Fri 18 Sep 2015
Reviewed by William F. Deeck: ROBERT AVERY – Murder on the Downbeat.
Posted by Steve under Authors , Bibliographies, Lists & Checklists , Reviews[5] Comments
William F. Deeck
ROBERT AVERY – Murder on the Downbeat. Arcadia House, hardcover, 1943. Death House #3, digest-sized paperback, 1944.
Clarinetist Steve Sisson is widely respected for his great jazz playing, but he has lots of enemies. Early one morning in Fat-Ankles’s joint during a jam session, one of those enemies shoots Sisson in the head with the working part of an ice pick.
The girlfriend of jazz columnist Malachy Bliss is arrested for file murder, she having had the opportunity and several good reasons for doing away with Sisson. Bliss, who is an even bigger toper than Jonathan Latimcr’s Bill Crane, begins his own investigation among musicians and the underworld.

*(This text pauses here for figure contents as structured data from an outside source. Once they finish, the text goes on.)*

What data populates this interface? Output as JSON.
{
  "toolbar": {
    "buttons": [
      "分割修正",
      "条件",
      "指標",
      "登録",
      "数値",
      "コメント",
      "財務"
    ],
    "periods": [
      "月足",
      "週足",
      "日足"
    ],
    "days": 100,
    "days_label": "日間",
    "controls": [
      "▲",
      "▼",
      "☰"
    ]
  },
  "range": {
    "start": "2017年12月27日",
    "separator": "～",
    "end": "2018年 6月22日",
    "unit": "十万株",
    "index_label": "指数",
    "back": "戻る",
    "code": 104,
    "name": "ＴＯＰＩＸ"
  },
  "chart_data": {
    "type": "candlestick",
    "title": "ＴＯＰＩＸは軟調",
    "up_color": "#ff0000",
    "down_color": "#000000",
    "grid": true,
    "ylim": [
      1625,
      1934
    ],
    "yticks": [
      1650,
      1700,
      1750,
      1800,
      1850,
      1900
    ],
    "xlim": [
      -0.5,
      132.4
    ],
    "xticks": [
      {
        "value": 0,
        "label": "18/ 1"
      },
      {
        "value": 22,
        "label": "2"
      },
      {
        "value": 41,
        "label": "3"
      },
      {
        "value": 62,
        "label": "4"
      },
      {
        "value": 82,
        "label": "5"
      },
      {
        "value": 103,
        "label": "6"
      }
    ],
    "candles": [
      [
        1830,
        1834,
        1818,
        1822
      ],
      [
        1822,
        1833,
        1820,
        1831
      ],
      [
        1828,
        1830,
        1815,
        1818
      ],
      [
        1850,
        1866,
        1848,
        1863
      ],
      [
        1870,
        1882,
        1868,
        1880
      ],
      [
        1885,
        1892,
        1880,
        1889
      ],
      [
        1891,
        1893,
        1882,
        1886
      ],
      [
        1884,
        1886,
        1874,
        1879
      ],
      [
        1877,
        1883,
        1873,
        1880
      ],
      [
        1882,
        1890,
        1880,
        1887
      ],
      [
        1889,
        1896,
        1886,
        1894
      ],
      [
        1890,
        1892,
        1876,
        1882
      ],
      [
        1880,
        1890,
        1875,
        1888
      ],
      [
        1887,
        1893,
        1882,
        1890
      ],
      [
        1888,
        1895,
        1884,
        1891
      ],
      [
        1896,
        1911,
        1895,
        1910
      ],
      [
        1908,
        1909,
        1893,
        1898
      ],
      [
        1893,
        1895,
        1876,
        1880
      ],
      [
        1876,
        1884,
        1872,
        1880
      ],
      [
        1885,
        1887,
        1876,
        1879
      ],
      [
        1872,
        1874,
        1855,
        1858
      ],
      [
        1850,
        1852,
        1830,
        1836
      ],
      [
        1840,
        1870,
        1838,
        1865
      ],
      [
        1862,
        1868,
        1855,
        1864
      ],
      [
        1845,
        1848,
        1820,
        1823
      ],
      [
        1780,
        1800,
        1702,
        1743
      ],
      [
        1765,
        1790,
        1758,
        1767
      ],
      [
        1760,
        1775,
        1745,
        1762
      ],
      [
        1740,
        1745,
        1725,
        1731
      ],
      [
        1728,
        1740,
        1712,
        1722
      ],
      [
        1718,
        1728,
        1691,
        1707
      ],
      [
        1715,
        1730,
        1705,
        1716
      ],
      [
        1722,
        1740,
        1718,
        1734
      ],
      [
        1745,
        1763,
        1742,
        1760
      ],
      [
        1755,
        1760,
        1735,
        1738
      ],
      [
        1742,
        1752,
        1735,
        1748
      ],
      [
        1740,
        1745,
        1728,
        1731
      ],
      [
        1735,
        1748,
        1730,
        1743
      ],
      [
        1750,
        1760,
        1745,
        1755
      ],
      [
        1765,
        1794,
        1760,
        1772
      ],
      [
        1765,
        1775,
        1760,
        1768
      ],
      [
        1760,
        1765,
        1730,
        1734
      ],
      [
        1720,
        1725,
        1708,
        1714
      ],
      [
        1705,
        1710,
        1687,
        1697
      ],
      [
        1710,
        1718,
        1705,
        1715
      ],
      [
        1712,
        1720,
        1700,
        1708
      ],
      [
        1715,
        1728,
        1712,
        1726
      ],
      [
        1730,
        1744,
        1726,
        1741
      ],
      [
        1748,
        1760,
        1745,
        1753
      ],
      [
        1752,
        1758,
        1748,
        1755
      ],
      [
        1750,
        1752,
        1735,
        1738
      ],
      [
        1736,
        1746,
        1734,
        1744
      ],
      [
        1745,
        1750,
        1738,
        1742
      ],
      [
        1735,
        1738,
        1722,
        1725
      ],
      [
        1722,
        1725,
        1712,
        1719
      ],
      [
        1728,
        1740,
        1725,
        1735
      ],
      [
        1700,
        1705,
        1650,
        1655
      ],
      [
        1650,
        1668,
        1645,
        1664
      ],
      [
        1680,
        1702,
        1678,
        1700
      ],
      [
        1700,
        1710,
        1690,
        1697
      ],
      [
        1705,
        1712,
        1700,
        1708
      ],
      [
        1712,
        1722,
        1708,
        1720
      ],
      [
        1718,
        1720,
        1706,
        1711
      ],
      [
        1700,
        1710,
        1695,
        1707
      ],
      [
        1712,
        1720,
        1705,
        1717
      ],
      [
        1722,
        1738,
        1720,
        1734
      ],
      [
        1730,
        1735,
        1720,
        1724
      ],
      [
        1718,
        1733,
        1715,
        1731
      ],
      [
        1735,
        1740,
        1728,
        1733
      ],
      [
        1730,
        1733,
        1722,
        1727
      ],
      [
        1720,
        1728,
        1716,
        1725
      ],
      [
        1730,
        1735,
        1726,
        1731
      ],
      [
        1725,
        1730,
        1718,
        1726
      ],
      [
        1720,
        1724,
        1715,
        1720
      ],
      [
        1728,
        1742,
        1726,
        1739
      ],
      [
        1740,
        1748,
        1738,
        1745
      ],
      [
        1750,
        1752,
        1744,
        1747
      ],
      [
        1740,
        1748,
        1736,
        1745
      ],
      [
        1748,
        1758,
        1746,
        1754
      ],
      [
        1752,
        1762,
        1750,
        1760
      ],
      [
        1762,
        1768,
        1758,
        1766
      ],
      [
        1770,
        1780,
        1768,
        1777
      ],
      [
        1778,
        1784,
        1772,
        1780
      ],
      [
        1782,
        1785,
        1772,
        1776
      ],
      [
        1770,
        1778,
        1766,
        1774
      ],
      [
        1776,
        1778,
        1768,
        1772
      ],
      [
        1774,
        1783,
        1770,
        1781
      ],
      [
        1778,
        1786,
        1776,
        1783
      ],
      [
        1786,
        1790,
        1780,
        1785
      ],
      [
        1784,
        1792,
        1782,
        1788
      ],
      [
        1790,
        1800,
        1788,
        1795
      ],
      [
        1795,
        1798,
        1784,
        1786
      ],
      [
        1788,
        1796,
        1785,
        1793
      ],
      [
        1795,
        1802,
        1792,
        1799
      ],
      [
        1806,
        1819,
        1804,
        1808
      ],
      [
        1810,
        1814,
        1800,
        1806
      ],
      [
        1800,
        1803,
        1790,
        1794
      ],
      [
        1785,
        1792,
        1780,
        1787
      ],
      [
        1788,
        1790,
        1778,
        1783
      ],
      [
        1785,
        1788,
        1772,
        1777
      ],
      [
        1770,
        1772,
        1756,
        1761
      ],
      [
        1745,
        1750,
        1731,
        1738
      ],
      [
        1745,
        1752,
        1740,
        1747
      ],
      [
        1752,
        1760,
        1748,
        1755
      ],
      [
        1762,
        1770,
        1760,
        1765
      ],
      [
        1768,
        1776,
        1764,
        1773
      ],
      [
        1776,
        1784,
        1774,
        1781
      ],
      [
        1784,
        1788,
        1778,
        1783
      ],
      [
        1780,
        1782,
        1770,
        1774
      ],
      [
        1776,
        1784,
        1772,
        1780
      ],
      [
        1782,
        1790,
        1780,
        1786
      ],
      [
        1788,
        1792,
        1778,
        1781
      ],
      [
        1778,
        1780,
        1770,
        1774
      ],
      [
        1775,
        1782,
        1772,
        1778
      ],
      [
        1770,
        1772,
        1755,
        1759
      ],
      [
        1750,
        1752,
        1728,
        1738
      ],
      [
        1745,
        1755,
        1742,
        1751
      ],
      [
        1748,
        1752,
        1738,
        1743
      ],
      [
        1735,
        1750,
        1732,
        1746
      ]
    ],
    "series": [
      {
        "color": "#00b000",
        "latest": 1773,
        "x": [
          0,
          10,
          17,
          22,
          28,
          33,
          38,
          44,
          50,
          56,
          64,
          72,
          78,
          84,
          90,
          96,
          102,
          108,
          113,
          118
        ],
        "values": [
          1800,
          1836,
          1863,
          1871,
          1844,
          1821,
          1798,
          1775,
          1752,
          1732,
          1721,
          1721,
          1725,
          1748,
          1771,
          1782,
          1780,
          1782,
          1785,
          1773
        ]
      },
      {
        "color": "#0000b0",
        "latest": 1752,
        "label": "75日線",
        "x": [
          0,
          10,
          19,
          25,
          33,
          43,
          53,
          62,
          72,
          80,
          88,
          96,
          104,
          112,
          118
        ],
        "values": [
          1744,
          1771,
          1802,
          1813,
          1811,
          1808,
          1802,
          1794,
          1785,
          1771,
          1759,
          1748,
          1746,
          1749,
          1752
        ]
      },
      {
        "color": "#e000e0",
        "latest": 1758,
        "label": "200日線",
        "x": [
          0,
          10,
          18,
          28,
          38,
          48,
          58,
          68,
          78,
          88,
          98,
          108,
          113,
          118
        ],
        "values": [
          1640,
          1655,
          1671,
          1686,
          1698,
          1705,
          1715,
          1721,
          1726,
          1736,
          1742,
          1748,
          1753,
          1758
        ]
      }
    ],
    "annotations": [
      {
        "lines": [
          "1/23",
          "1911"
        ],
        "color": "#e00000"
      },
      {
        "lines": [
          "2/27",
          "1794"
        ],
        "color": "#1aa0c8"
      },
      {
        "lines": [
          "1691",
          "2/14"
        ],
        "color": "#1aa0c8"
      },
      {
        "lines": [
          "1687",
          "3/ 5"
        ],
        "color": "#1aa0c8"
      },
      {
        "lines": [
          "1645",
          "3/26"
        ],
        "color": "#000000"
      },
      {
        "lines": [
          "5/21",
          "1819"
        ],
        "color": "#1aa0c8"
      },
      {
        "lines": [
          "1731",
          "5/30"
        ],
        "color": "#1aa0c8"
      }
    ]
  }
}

After Avery has constructed a quite good, but perchance not accurate, simile — “as pure as a seminarian’s dream” — his inventiveness is exhausted. A typical Arcadia product: interesting background, poorly executed novel.
Bibliographic Notes: Robert Avery wrote three other mysteries, but all for the lending-library market. This seems to be Malachy Bliss’s only appearance, but two feature a sleuth named Joe Kelly, described by Bill elsewhere as a writer and amateur detective:
A Murder a Day! Mystery House, 1940. [Joe Kelly]
The Corpse in Company K. Swift, 1942. [Joe Kelly]
Murder on the Downbeat. Arcadia, 1943.
A Fast Man with a Dollar. Arcadia, 1947.
September 18th, 2015 at 3:12 pm
The murder victim in this being a musician last-named Sisson makes me wonder if he’s “related” to a certain 1940s comic book character. Swing Sisson was a big band leader/detective who appeared in 96 issues of Feature Comics, from 1941 to 1950. The character’s creation is credited to writer Robert Turner. Could that have been Robert Avery under another name?
September 18th, 2015 at 7:26 pm
That’s a good question, but other than their both using a character whose last name is Sisson, there doesn’t seem to be any other connection. Robert Turner was a prolific pulp writer who also dabbled in comics, and Robert Avery is that author’s real name. Two different guys. The comic book character’s name is an obvious play on words, referring of course to a jazz band’s “swing session.” What possessed Avery to use the same name, that is something I don’t have an answer to.
September 18th, 2015 at 9:07 pm
Steve – Thanks for clearing up my Avery-Turner question. Now I wonder if the two of them were acquainted, and Avery named his musician murder victim “Sisson” as a sly reference to his friend’s comic book character. A possibility that would be hard to verify at this point.
BTW, although I always got the pun, I never thought the name “Sisson” was very heroic-sounding for the two-fisted detective that Swing supposedly was. But maybe I’m being picky, since it didn’t prevent the character from having a nine-year run in a comic book; pretty good for the 1940s.
September 19th, 2015 at 1:56 am
Am I the only one curious how you shoot someone in the head with the working part of an icepick since shoving even long thin objects in the barrels of guns is on the suicidal side and it would be pretty inefficient from an air gun. Just how was this accomplished? Tiny crossbow?
Swing Sisson, alliteration carried to the extreme.
September 19th, 2015 at 4:54 pm
An air gun held up against the head? I have no idea — just asking.